Both of them were in fact rather ill, and both had over-excited themselves with too much talking. Draven roused later in the evening, to listn to gossip about someone called Menator, who had been parlaying with the enemy, and had been murdered.
"This is very bad news," said Draven.
"Why?" asked Togura. "Was this Menator a friend of yours?"
"No, my enemy," said Draven. "I swore to kill him and eat his liver. The first part of my vow is now impossible, and the second, in this heat, is probably already over-ripe."
"What have you got against him?"
"I'll tell you," said Draven.
And he did, in detail. But Togura found pirate politics too complex to follow, and fell asleep in the middle of the explanation.
The next day, just after soup, Draven resumed the tale of his trip to Gendormargensis and back.
"Gendormargensis is in Tameran," said Draven. "It's so far north that it's cold all year, so they make buildings out of ice. They freeze the heads of their enemies in blocks of the stuff. Wherever you walk in the streets, there's dead eyes staring at you."
"If the buildings are made of ice then what happens when they light a fire?"
"They don't have proper fires, not in Gendormargensis," said Draven. "What they have is the heads of dead dragons. They shove their food between the jaws, and it cooks. They have live dragons, too. Hundreds of them. Armies of them. It was outside the dragon stables that they killed me."
"They killed you?!"
"Killed me dead. Then hacked me apart. Split me from stem to stern. Chopped me into dogmeat."
"You look healthy enough to me."
"Ay. I was resurrected. A dralkosh it was which did the deed."
"A dralkosh?"
"A woman of evil," said Draven, with a shudder. "Her name was Ampadara.
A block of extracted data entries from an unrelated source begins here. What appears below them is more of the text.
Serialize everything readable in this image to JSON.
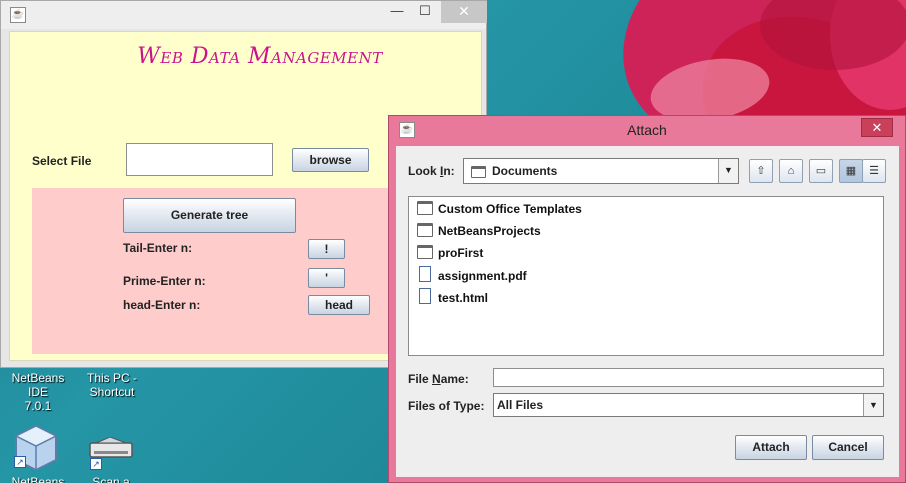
{
  "main_window": {
    "title": "",
    "minimize_glyph": "—",
    "maximize_glyph": "☐",
    "close_glyph": "✕",
    "app_title": "Web Data Management",
    "select_file_label": "Select File",
    "file_path_value": "",
    "browse_label": "browse",
    "generate_tree_label": "Generate tree",
    "tail_label": "Tail-Enter n:",
    "tail_button": "!",
    "prime_label": "Prime-Enter n:",
    "prime_button": "'",
    "head_label": "head-Enter n:",
    "head_button": "head",
    "colors": {
      "title": "#c8148c",
      "content_bg": "#ffffcc",
      "panel_bg": "#ffcccc"
    }
  },
  "desktop": {
    "icons": [
      {
        "label_line1": "NetBeans IDE",
        "label_line2": "7.0.1",
        "icon": "netbeans-cube-icon"
      },
      {
        "label_line1": "This PC -",
        "label_line2": "Shortcut",
        "icon": "this-pc-icon"
      },
      {
        "label_line1": "NetBeans IDE",
        "icon": "netbeans-cube-icon"
      },
      {
        "label_line1": "Scan a",
        "icon": "scanner-icon"
      }
    ]
  },
  "dialog": {
    "title": "Attach",
    "close_glyph": "✕",
    "look_in_label_pre": "Look ",
    "look_in_label_u": "I",
    "look_in_label_post": "n:",
    "look_in_value": "Documents",
    "files": [
      {
        "name": "Custom Office Templates",
        "type": "folder"
      },
      {
        "name": "NetBeansProjects",
        "type": "folder"
      },
      {
        "name": "proFirst",
        "type": "folder"
      },
      {
        "name": "assignment.pdf",
        "type": "file"
      },
      {
        "name": "test.html",
        "type": "file"
      }
    ],
    "file_name_label_pre": "File ",
    "file_name_label_u": "N",
    "file_name_label_post": "ame:",
    "file_name_value": "",
    "files_of_type_label": "Files of Type:",
    "files_of_type_value": "All Files",
    "attach_label": "Attach",
    "cancel_label": "Cancel",
    "colors": {
      "frame": "#e8799b",
      "close": "#c8405a"
    }
  }
}
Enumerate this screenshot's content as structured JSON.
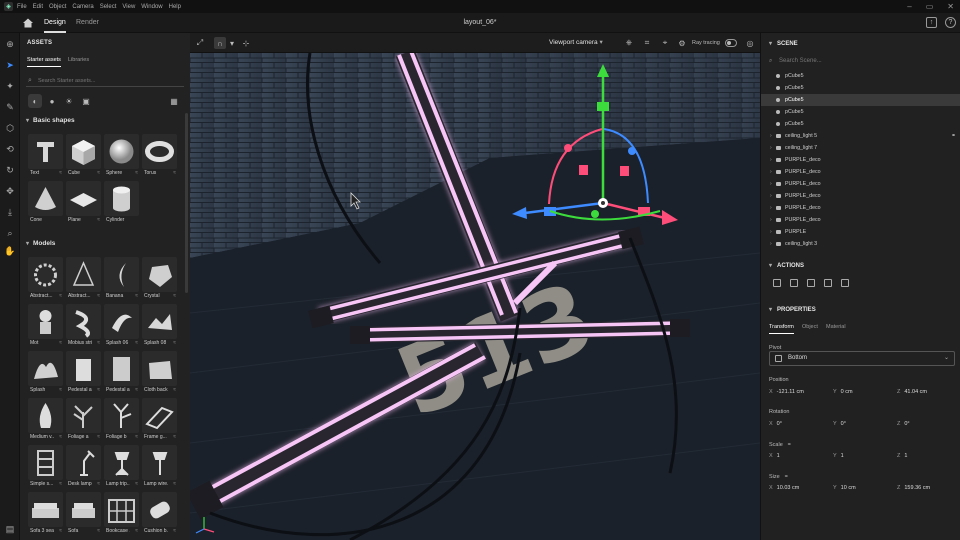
{
  "menubar": {
    "items": [
      "File",
      "Edit",
      "Object",
      "Camera",
      "Select",
      "View",
      "Window",
      "Help"
    ]
  },
  "topbar": {
    "tabs": [
      "Design",
      "Render"
    ],
    "doc_title": "layout_06*"
  },
  "assets": {
    "title": "ASSETS",
    "tabs": [
      "Starter assets",
      "Libraries"
    ],
    "search_placeholder": "Search Starter assets...",
    "sections": {
      "basic": "Basic shapes",
      "models": "Models"
    },
    "basic_shapes": [
      "Text",
      "Cube",
      "Sphere",
      "Torus",
      "Cone",
      "Plane",
      "Cylinder"
    ],
    "models": [
      "Abstract...",
      "Abstract...",
      "Banana",
      "Crystal",
      "Mot",
      "Mobius strip",
      "Splash 06",
      "Splash 08",
      "Splash",
      "Pedestal a...",
      "Pedestal a...",
      "Cloth back...",
      "Medium v...",
      "Foliage a",
      "Foliage b",
      "Frame g...",
      "Simple s...",
      "Desk lamp",
      "Lamp trip...",
      "Lamp wire...",
      "Sofa 3 seats",
      "Sofa",
      "Bookcase ...",
      "Cushion b..."
    ]
  },
  "viewport": {
    "camera": "Viewport camera",
    "ray_tracing": "Ray tracing",
    "floor_number": "513"
  },
  "scene": {
    "title": "SCENE",
    "search_placeholder": "Search Scene...",
    "items": [
      {
        "name": "pCube5",
        "type": "obj",
        "selected": false
      },
      {
        "name": "pCube5",
        "type": "obj",
        "selected": false
      },
      {
        "name": "pCube5",
        "type": "obj",
        "selected": true
      },
      {
        "name": "pCube5",
        "type": "obj",
        "selected": false
      },
      {
        "name": "pCube5",
        "type": "obj",
        "selected": false
      },
      {
        "name": "ceiling_light 5",
        "type": "folder",
        "selected": false
      },
      {
        "name": "ceiling_light 7",
        "type": "folder",
        "selected": false
      },
      {
        "name": "PURPLE_deco",
        "type": "folder",
        "selected": false
      },
      {
        "name": "PURPLE_deco",
        "type": "folder",
        "selected": false
      },
      {
        "name": "PURPLE_deco",
        "type": "folder",
        "selected": false
      },
      {
        "name": "PURPLE_deco",
        "type": "folder",
        "selected": false
      },
      {
        "name": "PURPLE_deco",
        "type": "folder",
        "selected": false
      },
      {
        "name": "PURPLE_deco",
        "type": "folder",
        "selected": false
      },
      {
        "name": "PURPLE",
        "type": "folder",
        "selected": false
      },
      {
        "name": "ceiling_light 3",
        "type": "folder",
        "selected": false
      }
    ]
  },
  "actions": {
    "title": "ACTIONS"
  },
  "properties": {
    "title": "PROPERTIES",
    "tabs": [
      "Transform",
      "Object",
      "Material"
    ],
    "pivot_label": "Pivot",
    "pivot_value": "Bottom",
    "position_label": "Position",
    "position": {
      "x": "-121.11 cm",
      "y": "0 cm",
      "z": "41.04 cm"
    },
    "rotation_label": "Rotation",
    "rotation": {
      "x": "0°",
      "y": "0°",
      "z": "0°"
    },
    "scale_label": "Scale",
    "scale": {
      "x": "1",
      "y": "1",
      "z": "1"
    },
    "size_label": "Size",
    "size": {
      "x": "10.03 cm",
      "y": "10 cm",
      "z": "159.36 cm"
    }
  },
  "colors": {
    "accent": "#3d8bff",
    "neon": "#f0b8f0",
    "gizmo_green": "#3ddc3d",
    "gizmo_pink": "#ff4d7a",
    "gizmo_blue": "#3d8bff"
  }
}
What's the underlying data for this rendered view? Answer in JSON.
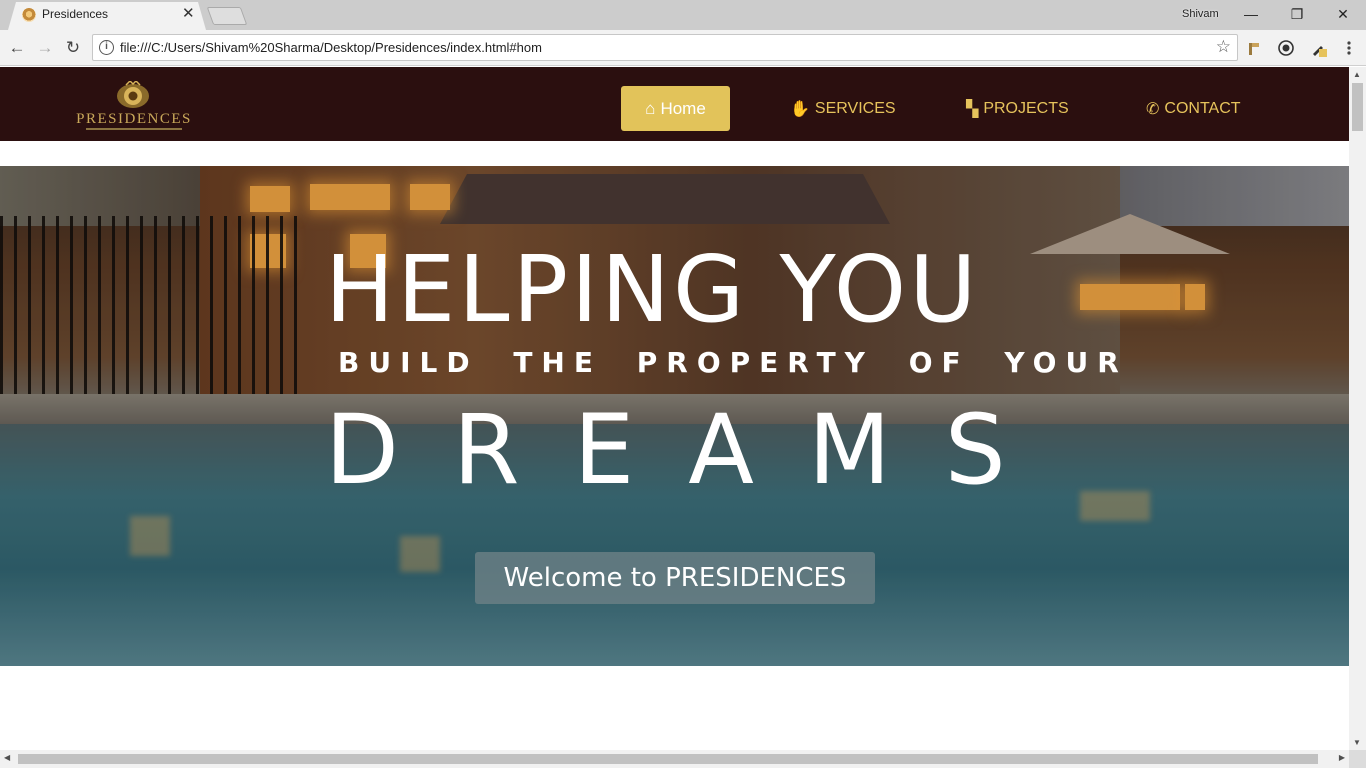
{
  "browser": {
    "tab_title": "Presidences",
    "tab_close": "✕",
    "profile_name": "Shivam",
    "window_controls": {
      "minimize": "—",
      "maximize": "❐",
      "close": "✕"
    },
    "url": "file:///C:/Users/Shivam%20Sharma/Desktop/Presidences/index.html#hom",
    "nav": {
      "back": "←",
      "forward": "→",
      "reload": "↻"
    },
    "bookmark_star": "☆",
    "info_icon": "i"
  },
  "site": {
    "logo_text": "PRESIDENCES",
    "menu": [
      {
        "label": "Home",
        "icon": "home-icon",
        "glyph": "⌂",
        "active": true
      },
      {
        "label": "SERVICES",
        "icon": "handshake-icon",
        "glyph": "✋"
      },
      {
        "label": "PROJECTS",
        "icon": "sitemap-icon",
        "glyph": "▚"
      },
      {
        "label": "CONTACT",
        "icon": "phone-icon",
        "glyph": "✆"
      }
    ],
    "colors": {
      "nav_bg": "#2b0f0f",
      "accent": "#e2c35a",
      "menu_text": "#e6c35c"
    }
  },
  "hero": {
    "line1": "HELPING YOU",
    "line2": "BUILD THE PROPERTY OF YOUR",
    "line3": "DREAMS",
    "button": "Welcome to PRESIDENCES"
  }
}
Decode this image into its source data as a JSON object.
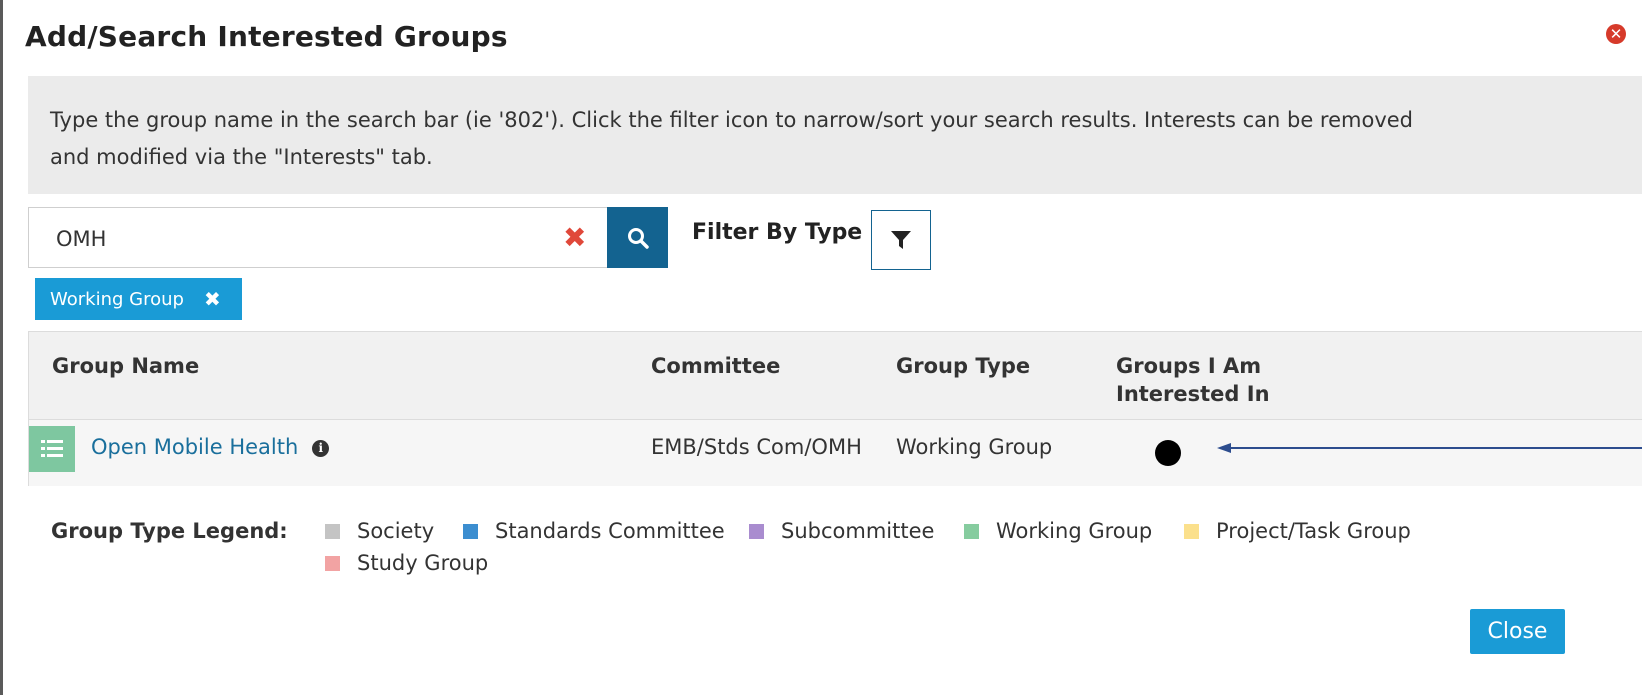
{
  "modal": {
    "title": "Add/Search Interested Groups",
    "close_icon": "close-circle-icon"
  },
  "instructions": {
    "line1": "Type the group name in the search bar (ie '802'). Click the filter icon to narrow/sort your search results. Interests can be removed",
    "line2": "and modified via the \"Interests\" tab."
  },
  "search": {
    "value": "OMH",
    "clear_icon": "clear-x-icon",
    "button_icon": "search-icon"
  },
  "filter": {
    "label": "Filter By Type",
    "icon": "filter-funnel-icon"
  },
  "active_filter_chip": {
    "label": "Working Group",
    "remove_icon": "remove-x-icon"
  },
  "table": {
    "headers": {
      "group_name": "Group Name",
      "committee": "Committee",
      "group_type": "Group Type",
      "interested_line1": "Groups I Am",
      "interested_line2": "Interested In"
    },
    "rows": [
      {
        "group_name": "Open Mobile Health",
        "committee": "EMB/Stds Com/OMH",
        "group_type": "Working Group",
        "row_icon": "list-icon",
        "info_icon": "info-icon"
      }
    ]
  },
  "legend": {
    "label": "Group Type Legend:",
    "items": [
      {
        "label": "Society",
        "color": "#c4c4c4"
      },
      {
        "label": "Standards Committee",
        "color": "#3c8ed0"
      },
      {
        "label": "Subcommittee",
        "color": "#a98ccf"
      },
      {
        "label": "Working Group",
        "color": "#86cc9f"
      },
      {
        "label": "Project/Task Group",
        "color": "#fbe08c"
      },
      {
        "label": "Study Group",
        "color": "#f2a3a3"
      }
    ]
  },
  "footer": {
    "close_label": "Close"
  },
  "colors": {
    "primary": "#136390",
    "accent": "#1a9bd6",
    "danger": "#e0483a"
  }
}
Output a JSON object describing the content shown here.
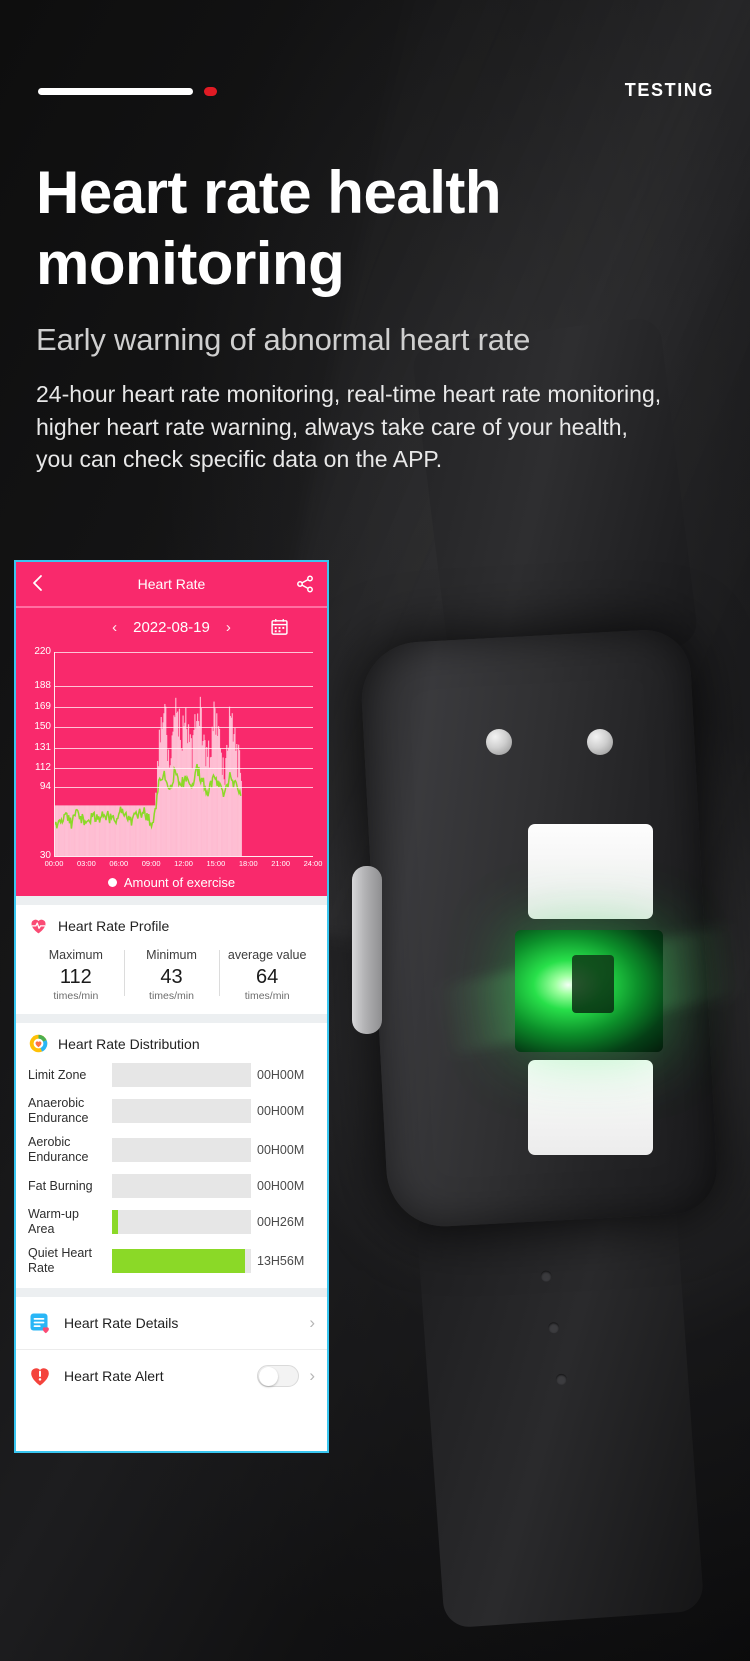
{
  "topbar": {
    "testing_label": "TESTING",
    "progress_icon": "progress-bar",
    "dot_color": "#e01b24"
  },
  "hero": {
    "headline": "Heart rate health monitoring",
    "subhead": "Early warning of abnormal heart rate",
    "body": "24-hour heart rate monitoring, real-time heart rate monitoring, higher heart rate warning, always take care of your health, you can check specific data on the APP."
  },
  "app": {
    "accent_color": "#f9296c",
    "border_color": "#39c6f0",
    "header": {
      "title": "Heart Rate",
      "back_icon": "back-chevron-icon",
      "share_icon": "share-icon"
    },
    "date_bar": {
      "prev_icon": "chevron-left-icon",
      "date": "2022-08-19",
      "next_icon": "chevron-right-icon",
      "calendar_icon": "calendar-icon"
    },
    "profile": {
      "icon": "heart-pulse-icon",
      "title": "Heart Rate Profile",
      "stats": [
        {
          "label": "Maximum",
          "value": "112",
          "unit": "times/min"
        },
        {
          "label": "Minimum",
          "value": "43",
          "unit": "times/min"
        },
        {
          "label": "average value",
          "value": "64",
          "unit": "times/min"
        }
      ]
    },
    "distribution": {
      "icon": "donut-heart-icon",
      "title": "Heart Rate Distribution",
      "bar_color": "#8bd927",
      "track_color": "#e6e6e6",
      "rows": [
        {
          "name": "Limit Zone",
          "value": "00H00M",
          "pct": 0
        },
        {
          "name": "Anaerobic Endurance",
          "value": "00H00M",
          "pct": 0
        },
        {
          "name": "Aerobic Endurance",
          "value": "00H00M",
          "pct": 0
        },
        {
          "name": "Fat Burning",
          "value": "00H00M",
          "pct": 0
        },
        {
          "name": "Warm-up Area",
          "value": "00H26M",
          "pct": 4
        },
        {
          "name": "Quiet Heart Rate",
          "value": "13H56M",
          "pct": 96
        }
      ]
    },
    "footer_rows": [
      {
        "icon": "details-list-icon",
        "label": "Heart Rate Details",
        "chevron": "›",
        "has_toggle": false
      },
      {
        "icon": "alert-heart-icon",
        "label": "Heart Rate Alert",
        "chevron": "›",
        "has_toggle": true,
        "toggle_on": false
      }
    ]
  },
  "chart_data": {
    "type": "line",
    "title": "Heart Rate",
    "xlabel": "",
    "ylabel": "",
    "ylim": [
      30,
      220
    ],
    "grid": true,
    "legend_position": "bottom",
    "background_color": "#f9296c",
    "y_ticks": [
      220,
      188,
      169,
      150,
      131,
      112,
      94,
      30
    ],
    "x_ticks": [
      "00:00",
      "03:00",
      "06:00",
      "09:00",
      "12:00",
      "15:00",
      "18:00",
      "21:00",
      "24:00"
    ],
    "legend": [
      "Amount of exercise"
    ],
    "series": [
      {
        "name": "Heart rate",
        "color": "#8bd927",
        "x": [
          "00:10",
          "00:40",
          "01:10",
          "01:40",
          "02:10",
          "02:40",
          "03:10",
          "03:40",
          "04:10",
          "04:40",
          "05:10",
          "05:40",
          "06:10",
          "06:40",
          "07:10",
          "07:40",
          "08:10",
          "08:40",
          "09:10",
          "09:40",
          "10:10",
          "10:40",
          "11:10",
          "11:40",
          "12:10",
          "12:40",
          "13:10",
          "13:40",
          "14:10",
          "14:40",
          "15:10",
          "15:40",
          "16:10",
          "16:40",
          "17:10"
        ],
        "values": [
          62,
          58,
          66,
          61,
          72,
          64,
          59,
          68,
          63,
          70,
          65,
          61,
          74,
          69,
          63,
          67,
          72,
          66,
          61,
          98,
          104,
          92,
          110,
          97,
          101,
          95,
          112,
          99,
          90,
          103,
          96,
          88,
          104,
          95,
          86
        ]
      },
      {
        "name": "Amount of exercise",
        "color": "#ffd7e4",
        "x": [
          "00:10",
          "00:40",
          "01:10",
          "01:40",
          "02:10",
          "02:40",
          "03:10",
          "03:40",
          "04:10",
          "04:40",
          "05:10",
          "05:40",
          "06:10",
          "06:40",
          "07:10",
          "07:40",
          "08:10",
          "08:40",
          "09:10",
          "09:40",
          "10:10",
          "10:40",
          "11:10",
          "11:40",
          "12:10",
          "12:40",
          "13:10",
          "13:40",
          "14:10",
          "14:40",
          "15:10",
          "15:40",
          "16:10",
          "16:40",
          "17:10"
        ],
        "values": [
          4,
          3,
          6,
          4,
          8,
          5,
          3,
          7,
          5,
          9,
          6,
          4,
          10,
          8,
          5,
          7,
          12,
          9,
          6,
          72,
          88,
          54,
          95,
          70,
          80,
          62,
          98,
          74,
          58,
          84,
          66,
          50,
          90,
          68,
          46
        ]
      }
    ]
  }
}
Yes, that was the name. She was the chief torturer for the Lord Emperor of Tameran, the man they call Khmar. She had me cut to pieces, starting with my testicles."
Togura at first had his doubts, but Draven backed up his tale with so much detail that it surely had to be true. Draven was eloquent about the terrors of the Collosnon Empire which dominated the continent of Tameran.
"The women have the rule of it," said Draven. "That's the worst part. The rule of women is a fearful evil."
He told of the streets of Gendormargensis, which were paved with layers of ice-covered skulls; of the Yolantarath River, which ran red with the blood of human sacrifices; of the Lord Emperor Khmar, a huge giant of a man with three arms, who went about naked, butchering babies and eating their livers raw; of the evil Ampadara, mistress of the knife, an ugly hag with a voice as vicious as a whip.
"She laughed as she cut me," said Draven. "A foul laughter, like a bird of prey gone rabid."
He told, in agonising detail, of his death and resurrection.
"It was that Ampadara who raised me from the dead," said Draven. "She meant to make me her slave. But I escaped. When all's said and done, a man's a match for any woman – though in this case it was a near thing."